The March 2026 Template and Timeline Position

The safest current-law framing is this: the template question is unsettled; the provider obligation is not. The current Article 72 text still refers to a Commission implementing act for a plan template. But on November 19, 2025, the Commission proposed replacing that prescription with guidance rather than a harmonised plan format. That proposal is still under consideration, so it does not change the law in force today.

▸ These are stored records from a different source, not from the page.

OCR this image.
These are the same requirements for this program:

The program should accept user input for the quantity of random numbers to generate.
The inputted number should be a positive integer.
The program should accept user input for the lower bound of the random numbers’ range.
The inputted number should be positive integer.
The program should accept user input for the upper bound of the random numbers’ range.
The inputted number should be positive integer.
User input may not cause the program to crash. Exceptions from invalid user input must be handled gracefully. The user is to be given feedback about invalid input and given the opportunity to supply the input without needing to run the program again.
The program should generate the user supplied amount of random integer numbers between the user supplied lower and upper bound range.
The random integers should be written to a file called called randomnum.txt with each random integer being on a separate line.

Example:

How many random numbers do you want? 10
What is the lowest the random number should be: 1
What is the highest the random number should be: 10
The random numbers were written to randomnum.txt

The same caution applies to the timeline. Under the current AI Act, most high-risk obligations apply on August 2, 2026, while certain product-embedded high-risk AI systems have a longer transition to August 2, 2027. The Commission has proposed timeline changes, but those changes are not yet law. The practical move is to build a reviewable plan now and adjust the format later if the Commission finalises template-related guidance or legislative amendments.

• Current Article 72 text: AI Act Service Desk summary of Article 72
• Current serious-incident timelines: AI Act Service Desk summary of Article 73
• Commission implementation timeline FAQ: Navigating the AI Act
• Commission standardisation FAQ: Understanding the standardisation of the AI Act
• Commission proposal under consideration: COM(2025) 811 final

Common Mistakes That Make Article 72 Plans Fail Review

The failures are usually operational, not theoretical. Teams write the plan as if it were a memo, but regulators and auditors will treat it as evidence of a live operating capability.

If you want a practical review test, ask whether a third party could look at your plan and tell how the system is monitored, who investigates anomalies, how production changes affect sampling, and what gets reported or rolled back when thresholds are crossed.

• Treating post-market monitoring as a dashboard instead of an operating procedure.
• Monitoring only model quality while ignoring tool use, approvals, overrides, and downstream effects.
• Listing metrics without thresholds, named owners, severity logic, or response times.
• Forgetting interactions with other AI systems in agentic workflows.
• Keeping raw logs but not incident decisions, reviewer rationale, or corrective-action evidence.
• Disconnecting monitoring from change control so every release resets risk without tighter review.
• Assuming the model vendor documentation replaces system-level monitoring by the provider.